Liga Ouro de Basquete Gold Basketball League
- Founded: 2013
- First season: 2014
- Country: Brazil
- Number of teams: 9
- Level on pyramid: 2nd
- Promotion to: Novo Basquete Brasil (NBB)
- Current champions: Osasco 2 (2025)
- Website: LNB.com.br

= Liga Ouro de Basquete =

The Liga Ouro de Basquete (LOB) (English: Gold Basketball League) is the second-tier level men's professional club basketball league in Brazil. It is organized by the Liga Nacional de Basquete (LNB) (National Basketball League), with the approval of the Confederação Brasileira de Basketball (CBB) (Brazilian Basketball Confederation).

==History==
The Liga Ouro de Basquete (Gold Basketball League) was founded by the Liga Nacional de Basquete (LNB) (National Basketball League), with the approval of the Confederação Brasileira de Basketball (CBB) (Brazilian Basketball Confederation), in November 2013. The first season of the competition was held in 2014. The number of teams competing in the league gradually increased over time. In the league's first 3 seasons (2014, 2015, 2016), there were only 4 teams participating. The number of teams was increased to 6 for the 2017 season, and to 9 for the 2018 season.

In October 2018, it was announced that the 2019 season would be the last season of the Liga Ouro de Basquete, and that a new competition, organized by the Brazilian Basketball Confederation (CBB), would replace it.

==Format and competition system==
The regular season of the Liga Ouro de Basquete is usually played in the first half of the year. During the first 3 editions of the league, when it had just 4 teams, the regular season ran under a system where all of the teams played each other four times each (two home games and two away games). The first placed team qualified for the league's Grand Finals automatically, and the second and third placed teams faced off to determine the other Grand Finals team.

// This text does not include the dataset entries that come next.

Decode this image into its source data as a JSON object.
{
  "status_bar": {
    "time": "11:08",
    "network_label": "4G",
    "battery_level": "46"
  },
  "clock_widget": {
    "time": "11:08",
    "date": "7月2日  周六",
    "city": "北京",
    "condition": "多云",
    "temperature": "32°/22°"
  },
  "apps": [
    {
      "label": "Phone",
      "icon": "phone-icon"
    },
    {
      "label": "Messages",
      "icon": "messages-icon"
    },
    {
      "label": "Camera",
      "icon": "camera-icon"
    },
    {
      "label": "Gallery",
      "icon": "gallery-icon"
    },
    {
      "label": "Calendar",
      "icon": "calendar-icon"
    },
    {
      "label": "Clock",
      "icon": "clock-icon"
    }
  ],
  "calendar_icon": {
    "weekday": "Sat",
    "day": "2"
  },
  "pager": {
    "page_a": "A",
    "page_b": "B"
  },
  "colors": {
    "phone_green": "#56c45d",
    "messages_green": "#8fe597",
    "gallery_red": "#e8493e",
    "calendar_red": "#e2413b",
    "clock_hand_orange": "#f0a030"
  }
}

In 2018, with the increase of the number of teams in the league to 6, the format was changed to a system where all of the teams played each other twice (once at home, and once on the road). The first two placed teams qualified directly to the league's semifinals, while the third to sixth placed teams competed for the other two semifinals places. The league's playoffs begin shortly after the end of the regular season, with quarterfinals games played between the third and sixth placed teams in the league's final regular season standings. The quarterfinals are played in a three-game series. The winners of the quarterfinals play the top two placed regular season teams in a best of five series format in the semifinals.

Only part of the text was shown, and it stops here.